Colloques en ligne

Christine de Buzon. Université de Limoges et EHIC E.A. 1087

Sur un dizain dialogué (Délie, D. 71)

1Le huitain liminaire annonce la description, à l’intention de Délie, des morts qu’elle renouvelle en l’Amant, « morts » étant à entendre notamment au sens que Marsile Ficin donne à la vie de l’amant qui n’est pas aimé. Ces morts sont devenues indissociables de la vie de l’Amant, si souvent « pensif, selon [s]on nayf vice » (D. 223). Celui-ci médite sur leur sens et les associe à ses plaintes. En effet, nombre de dizains sont des plaintes disant le « continuel douloir » excédant « tous les ennuyz de toutes mortz » (D. 187, v. 4) et l’Amant proclame, dès le dizain 6, qu’« En sa beaulté gist [s]a mort, & [s]a vie ».

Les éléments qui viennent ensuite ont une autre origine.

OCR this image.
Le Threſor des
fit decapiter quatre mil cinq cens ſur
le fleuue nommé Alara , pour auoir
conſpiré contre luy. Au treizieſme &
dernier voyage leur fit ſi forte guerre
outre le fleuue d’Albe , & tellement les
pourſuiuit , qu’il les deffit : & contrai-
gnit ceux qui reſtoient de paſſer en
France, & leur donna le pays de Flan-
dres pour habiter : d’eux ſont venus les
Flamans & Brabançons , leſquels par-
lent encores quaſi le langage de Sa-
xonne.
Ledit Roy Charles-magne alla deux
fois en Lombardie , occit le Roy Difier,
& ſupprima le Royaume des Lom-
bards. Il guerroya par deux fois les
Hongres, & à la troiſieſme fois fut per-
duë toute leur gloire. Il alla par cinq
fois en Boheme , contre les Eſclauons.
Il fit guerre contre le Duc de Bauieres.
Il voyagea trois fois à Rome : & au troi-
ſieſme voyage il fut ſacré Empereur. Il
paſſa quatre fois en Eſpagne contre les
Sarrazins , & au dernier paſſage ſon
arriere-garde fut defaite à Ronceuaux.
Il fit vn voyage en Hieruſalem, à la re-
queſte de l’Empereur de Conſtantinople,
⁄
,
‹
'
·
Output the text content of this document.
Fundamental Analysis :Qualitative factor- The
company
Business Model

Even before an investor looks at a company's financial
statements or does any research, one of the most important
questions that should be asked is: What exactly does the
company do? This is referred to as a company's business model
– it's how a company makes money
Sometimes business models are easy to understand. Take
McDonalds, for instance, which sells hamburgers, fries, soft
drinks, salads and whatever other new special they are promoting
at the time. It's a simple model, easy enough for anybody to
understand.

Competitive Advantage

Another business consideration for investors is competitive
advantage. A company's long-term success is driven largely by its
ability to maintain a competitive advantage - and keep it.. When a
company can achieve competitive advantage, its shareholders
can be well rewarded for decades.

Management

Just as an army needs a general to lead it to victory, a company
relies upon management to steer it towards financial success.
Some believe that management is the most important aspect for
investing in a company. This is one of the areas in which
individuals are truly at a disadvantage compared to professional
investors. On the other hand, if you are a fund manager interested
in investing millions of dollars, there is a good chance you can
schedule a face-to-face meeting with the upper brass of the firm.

2Certains dizains ont l’allure de monologues intérieurs. L’Amant, divisé et dédoublé, s’examine lui-même :

Je m’examine, & pense apart tout coy (D. 261, v. 5)

3Il se répond à lui-même en utilisant la troisième personne :

Mais quelle erreur, sinon que trop il ayme ? (D. 261, v. 10)

4Cette « forme réflexive » se retrouve jusque dans les motti des emblèmes, comme l’a noté Cécile Alduy dans « Délie palimpseste, ou l’art de la citation »1 :

De moy je m’espovante (La Lycorne qui se voit, E. xxvi)

Mon regard par toy me tue (Le Basilisque et le Miroir, E. xxi)

5L’Amant peut reprendre une formulation avec un « Que dy je2 ? », avant de se corriger. Il s’interroge à plusieurs reprises sur ses malheurs. Ainsi :

Mes larmes donc n’ont elles peu estaindre

Mon feu, ou luy mes grandz pleurs dessecher ? (D. 334, v. 7-83

6Même si on peut légitimement analyser le recueil en termes d’enfermement et de solipsisme, les plaintes de l’amant énoncées à la première personne sont parfois explicitement adressées à Délie (du reste, le recueil l’est intégralement) ou à d’autres destinataires.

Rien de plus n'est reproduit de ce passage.